6. The approved-tools register

Ref Requirement
AI.15 A register of approved AI tools MUST be maintained, recording for each tool the classification levels approved, the date of its AI.8 assessment, its owner, and its next review date.
AI.16 A tool MUST NOT be presented to staff as approved until its AI.8 assessment is recorded in the register.

Currently approved for Holmes (CONFIDENTIAL) work, subject to the controls above: Sherlock (Holmes' internal AI service, with its definition and hosting to be stated in the register), Claude (Team subscription), Microsoft 365 Copilot, and Azure OpenAI Service. Free public tiers of ChatGPT, Gemini, and Claude.ai are for public information only. The register, with assessment dates, is what tells a user that a tool's assessment (AI.8) has actually been done.

7. Governance

Ref Requirement
AI.17 This policy MUST be formally approved and its approval recorded before it's enforced.

Training-data exclusion (AI.8) is the contractual control that lets Holmes assure clients their data won't leak into a model.
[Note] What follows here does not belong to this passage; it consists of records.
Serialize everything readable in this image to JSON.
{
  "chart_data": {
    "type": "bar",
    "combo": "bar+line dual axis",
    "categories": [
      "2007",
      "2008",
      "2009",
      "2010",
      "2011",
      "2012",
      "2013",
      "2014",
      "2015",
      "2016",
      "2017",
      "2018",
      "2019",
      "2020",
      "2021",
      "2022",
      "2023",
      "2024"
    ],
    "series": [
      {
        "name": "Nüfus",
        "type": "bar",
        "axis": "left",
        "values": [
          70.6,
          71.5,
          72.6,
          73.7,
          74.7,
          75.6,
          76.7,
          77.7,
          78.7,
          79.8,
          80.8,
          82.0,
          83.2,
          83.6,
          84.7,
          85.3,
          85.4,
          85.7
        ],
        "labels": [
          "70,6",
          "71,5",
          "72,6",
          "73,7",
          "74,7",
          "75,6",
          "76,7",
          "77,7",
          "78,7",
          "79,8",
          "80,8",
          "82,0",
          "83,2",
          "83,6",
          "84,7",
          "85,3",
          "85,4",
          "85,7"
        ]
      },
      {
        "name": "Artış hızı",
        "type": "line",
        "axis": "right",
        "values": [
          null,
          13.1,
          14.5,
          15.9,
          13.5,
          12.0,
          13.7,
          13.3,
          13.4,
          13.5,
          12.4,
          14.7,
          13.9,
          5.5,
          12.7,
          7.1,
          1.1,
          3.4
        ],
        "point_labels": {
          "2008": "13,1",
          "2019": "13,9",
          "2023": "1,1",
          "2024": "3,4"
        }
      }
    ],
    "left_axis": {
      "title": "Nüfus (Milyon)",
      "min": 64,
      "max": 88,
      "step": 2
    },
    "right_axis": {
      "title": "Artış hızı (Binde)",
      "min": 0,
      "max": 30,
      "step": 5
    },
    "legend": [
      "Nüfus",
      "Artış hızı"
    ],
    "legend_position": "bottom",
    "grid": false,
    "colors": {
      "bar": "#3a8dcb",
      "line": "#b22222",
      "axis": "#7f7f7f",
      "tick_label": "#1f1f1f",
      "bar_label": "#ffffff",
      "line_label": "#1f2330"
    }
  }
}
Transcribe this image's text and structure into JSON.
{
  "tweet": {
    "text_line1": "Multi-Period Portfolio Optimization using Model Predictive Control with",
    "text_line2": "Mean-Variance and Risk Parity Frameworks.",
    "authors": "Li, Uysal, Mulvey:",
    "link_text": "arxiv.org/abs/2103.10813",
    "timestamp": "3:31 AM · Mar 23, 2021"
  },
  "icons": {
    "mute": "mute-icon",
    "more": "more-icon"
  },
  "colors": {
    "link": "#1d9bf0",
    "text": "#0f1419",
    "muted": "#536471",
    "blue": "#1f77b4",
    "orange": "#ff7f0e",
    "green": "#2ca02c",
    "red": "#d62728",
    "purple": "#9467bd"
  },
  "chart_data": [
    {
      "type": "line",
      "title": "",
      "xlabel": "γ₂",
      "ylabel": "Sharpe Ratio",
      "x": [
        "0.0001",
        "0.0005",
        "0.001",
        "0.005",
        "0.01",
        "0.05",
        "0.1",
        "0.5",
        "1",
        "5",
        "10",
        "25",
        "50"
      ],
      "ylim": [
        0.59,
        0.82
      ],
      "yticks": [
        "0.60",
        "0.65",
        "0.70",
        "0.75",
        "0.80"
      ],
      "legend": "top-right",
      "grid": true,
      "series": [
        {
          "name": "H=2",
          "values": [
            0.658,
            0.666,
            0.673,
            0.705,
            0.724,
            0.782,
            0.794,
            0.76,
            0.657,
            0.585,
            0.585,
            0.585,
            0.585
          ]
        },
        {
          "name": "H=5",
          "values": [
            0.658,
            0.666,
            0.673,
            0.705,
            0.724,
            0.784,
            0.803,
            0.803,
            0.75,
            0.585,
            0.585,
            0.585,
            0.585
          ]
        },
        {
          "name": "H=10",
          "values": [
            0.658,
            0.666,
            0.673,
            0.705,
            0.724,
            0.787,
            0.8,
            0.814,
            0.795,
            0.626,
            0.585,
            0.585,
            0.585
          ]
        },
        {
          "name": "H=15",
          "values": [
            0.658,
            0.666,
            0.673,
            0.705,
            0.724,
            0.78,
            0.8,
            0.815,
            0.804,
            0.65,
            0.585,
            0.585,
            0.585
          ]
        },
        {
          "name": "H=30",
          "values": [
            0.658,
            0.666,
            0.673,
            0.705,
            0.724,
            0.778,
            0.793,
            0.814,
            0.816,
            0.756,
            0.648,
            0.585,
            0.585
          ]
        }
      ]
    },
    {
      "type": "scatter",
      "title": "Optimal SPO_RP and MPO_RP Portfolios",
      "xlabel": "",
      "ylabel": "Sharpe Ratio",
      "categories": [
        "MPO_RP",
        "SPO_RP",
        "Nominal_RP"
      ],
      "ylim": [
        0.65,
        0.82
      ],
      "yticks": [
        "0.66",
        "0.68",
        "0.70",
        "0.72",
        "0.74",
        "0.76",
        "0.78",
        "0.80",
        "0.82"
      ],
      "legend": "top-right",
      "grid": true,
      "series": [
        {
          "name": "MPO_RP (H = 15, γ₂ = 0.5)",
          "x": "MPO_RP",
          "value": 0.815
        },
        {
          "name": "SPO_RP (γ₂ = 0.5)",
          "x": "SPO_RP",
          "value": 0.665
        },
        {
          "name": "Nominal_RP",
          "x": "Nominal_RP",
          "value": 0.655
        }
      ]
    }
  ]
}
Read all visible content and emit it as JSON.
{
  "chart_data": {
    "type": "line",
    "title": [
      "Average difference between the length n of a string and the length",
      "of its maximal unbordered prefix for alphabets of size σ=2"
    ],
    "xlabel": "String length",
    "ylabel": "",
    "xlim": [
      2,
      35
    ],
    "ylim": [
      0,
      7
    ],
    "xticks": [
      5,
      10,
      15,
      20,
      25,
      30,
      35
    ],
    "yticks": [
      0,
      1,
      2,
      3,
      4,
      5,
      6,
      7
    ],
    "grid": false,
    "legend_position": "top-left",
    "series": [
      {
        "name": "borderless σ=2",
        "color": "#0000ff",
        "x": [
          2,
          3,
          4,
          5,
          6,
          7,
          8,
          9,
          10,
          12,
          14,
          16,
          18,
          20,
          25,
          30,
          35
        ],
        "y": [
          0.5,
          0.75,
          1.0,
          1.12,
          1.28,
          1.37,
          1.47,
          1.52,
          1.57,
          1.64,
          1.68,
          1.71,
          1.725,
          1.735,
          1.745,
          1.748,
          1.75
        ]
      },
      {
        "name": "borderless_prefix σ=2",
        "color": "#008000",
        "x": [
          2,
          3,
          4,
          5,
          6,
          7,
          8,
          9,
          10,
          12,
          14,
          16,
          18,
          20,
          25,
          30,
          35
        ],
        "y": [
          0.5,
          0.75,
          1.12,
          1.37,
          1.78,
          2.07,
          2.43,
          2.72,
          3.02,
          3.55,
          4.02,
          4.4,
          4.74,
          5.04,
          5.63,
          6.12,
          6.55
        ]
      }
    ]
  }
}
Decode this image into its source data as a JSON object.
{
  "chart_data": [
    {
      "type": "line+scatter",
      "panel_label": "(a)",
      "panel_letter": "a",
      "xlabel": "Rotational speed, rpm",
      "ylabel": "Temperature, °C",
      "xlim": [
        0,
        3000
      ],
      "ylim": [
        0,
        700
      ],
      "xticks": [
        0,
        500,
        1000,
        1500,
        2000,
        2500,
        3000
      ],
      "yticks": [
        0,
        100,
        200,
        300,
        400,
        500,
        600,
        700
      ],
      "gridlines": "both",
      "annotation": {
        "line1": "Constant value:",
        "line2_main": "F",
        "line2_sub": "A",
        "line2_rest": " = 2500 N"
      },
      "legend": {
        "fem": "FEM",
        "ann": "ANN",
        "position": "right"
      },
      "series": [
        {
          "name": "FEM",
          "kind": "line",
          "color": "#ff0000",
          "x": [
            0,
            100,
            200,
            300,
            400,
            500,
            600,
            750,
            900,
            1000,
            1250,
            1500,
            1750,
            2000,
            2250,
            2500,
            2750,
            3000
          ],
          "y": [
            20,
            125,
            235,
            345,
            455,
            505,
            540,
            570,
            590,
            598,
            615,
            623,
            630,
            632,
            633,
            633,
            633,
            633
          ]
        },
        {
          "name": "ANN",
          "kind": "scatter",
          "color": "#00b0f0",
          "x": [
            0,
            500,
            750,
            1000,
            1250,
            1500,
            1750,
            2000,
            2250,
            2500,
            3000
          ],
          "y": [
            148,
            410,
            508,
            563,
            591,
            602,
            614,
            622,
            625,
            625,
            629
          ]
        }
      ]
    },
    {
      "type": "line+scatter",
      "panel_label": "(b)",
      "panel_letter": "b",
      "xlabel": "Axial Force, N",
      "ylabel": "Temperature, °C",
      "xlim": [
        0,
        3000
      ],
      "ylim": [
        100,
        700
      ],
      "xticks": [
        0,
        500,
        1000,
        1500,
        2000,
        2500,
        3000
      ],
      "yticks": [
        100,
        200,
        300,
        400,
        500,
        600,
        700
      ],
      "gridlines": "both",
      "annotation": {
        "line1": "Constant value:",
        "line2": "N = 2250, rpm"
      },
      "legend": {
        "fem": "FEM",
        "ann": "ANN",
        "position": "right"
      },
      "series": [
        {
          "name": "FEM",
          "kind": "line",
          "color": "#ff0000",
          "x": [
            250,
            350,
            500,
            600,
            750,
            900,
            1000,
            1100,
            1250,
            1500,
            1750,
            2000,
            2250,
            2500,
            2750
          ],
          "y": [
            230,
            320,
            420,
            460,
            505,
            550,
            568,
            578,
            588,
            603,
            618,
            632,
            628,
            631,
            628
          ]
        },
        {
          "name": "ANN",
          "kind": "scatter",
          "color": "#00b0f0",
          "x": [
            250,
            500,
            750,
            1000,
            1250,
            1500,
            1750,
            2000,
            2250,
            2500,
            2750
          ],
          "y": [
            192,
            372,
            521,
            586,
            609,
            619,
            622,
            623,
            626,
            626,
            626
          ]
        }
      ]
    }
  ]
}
It's mirrored in the Client Assurance Statement (04 CLD.20).

Personal information in AI systems engages the full privacy regime (NZ Privacy Act 2020, GDPR, AU APPs), including automated-decision and transparency rules under GDPR. Route any AI system that makes or materially informs decisions about individuals through Legal.

AI.4 is where professional-liability exposure concentrates. For an AEC practice it's arguably the most important clause here and should be read alongside professional-body obligations such as CPEng and Engineering NZ, and the AU and US equivalents.

Counsel and professional-practice review is needed on AI.4 (reliance and disclosure) and on the output-rights position (AI.8).

00 Framework, 01 Acceptable Use, 02 Information Classification, 03 Identity & Access, 04 Cloud & Third-Party, 09 Secure Development, 12 Incident Response.